Откинулась крышка башенного люка БТ-7, из него высунулась голова в танковом шлемофоне. Лицо советского танкиста почему-то было сплошь замазано чем-то черным. Парень посмотрел на огонь, вырывающегося из моторного отсека, затем он прижал свою ладонь к горлу и громко прокричал:

— Парни, наш танк горит! Огонь над моторным отсекам! По моим расчетам у нас еще имеется время на один только выстрел из орудия, а потом нам придется отсюда, как можно быстрее, сматываться!

Голова танкиста снова скрылась в башне, которая тут же начала поворачиваться в сторону немецкого танка. Немецкий танк Т-3 уже выполз на полотно шоссе, явно намереваясь его пересечь, чтобы с близкого расстояния добить БТ-7! Два танка, советский БТ-7 и немецкий Т-3 одновременно выстрелили друг в друга из танковых орудий. Этот день, 27 июня 1941 года, видимо, все же не был днем советского танка БТ-7, его экипаж снова промахнулся. 37 мм снаряд немецкого танка Т-3 пробил лобовую броню танковой башни советского танка БТ-7. Фролов сразу же подумал о том, что экипаж этого советского танка должен был погибнуть от такого попадания вражеского снаряда.
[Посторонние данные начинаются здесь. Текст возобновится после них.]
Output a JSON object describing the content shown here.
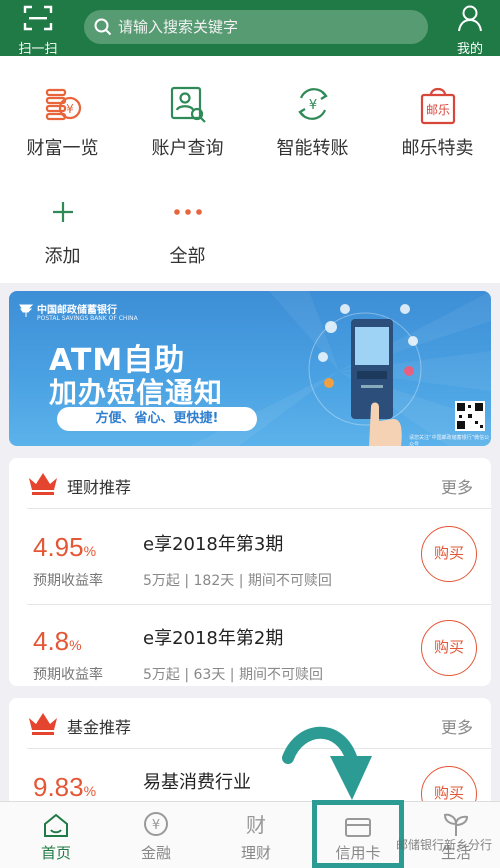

Как бы в подтверждение его мыслей, из оставшегося открытым люка башни в небо рванул огненный смерч из пламени и дыма. Только тут Иван вспомнил о том, что на советском танке БТ-7 стоял бензиновый двигатель, поэтому эти танки сгорали быстро, как восковые свечи в церквях!

— Кажется, командир, что мы не сможем помочь нашим танкистам? — Вдруг спросил Дима Лукашевич.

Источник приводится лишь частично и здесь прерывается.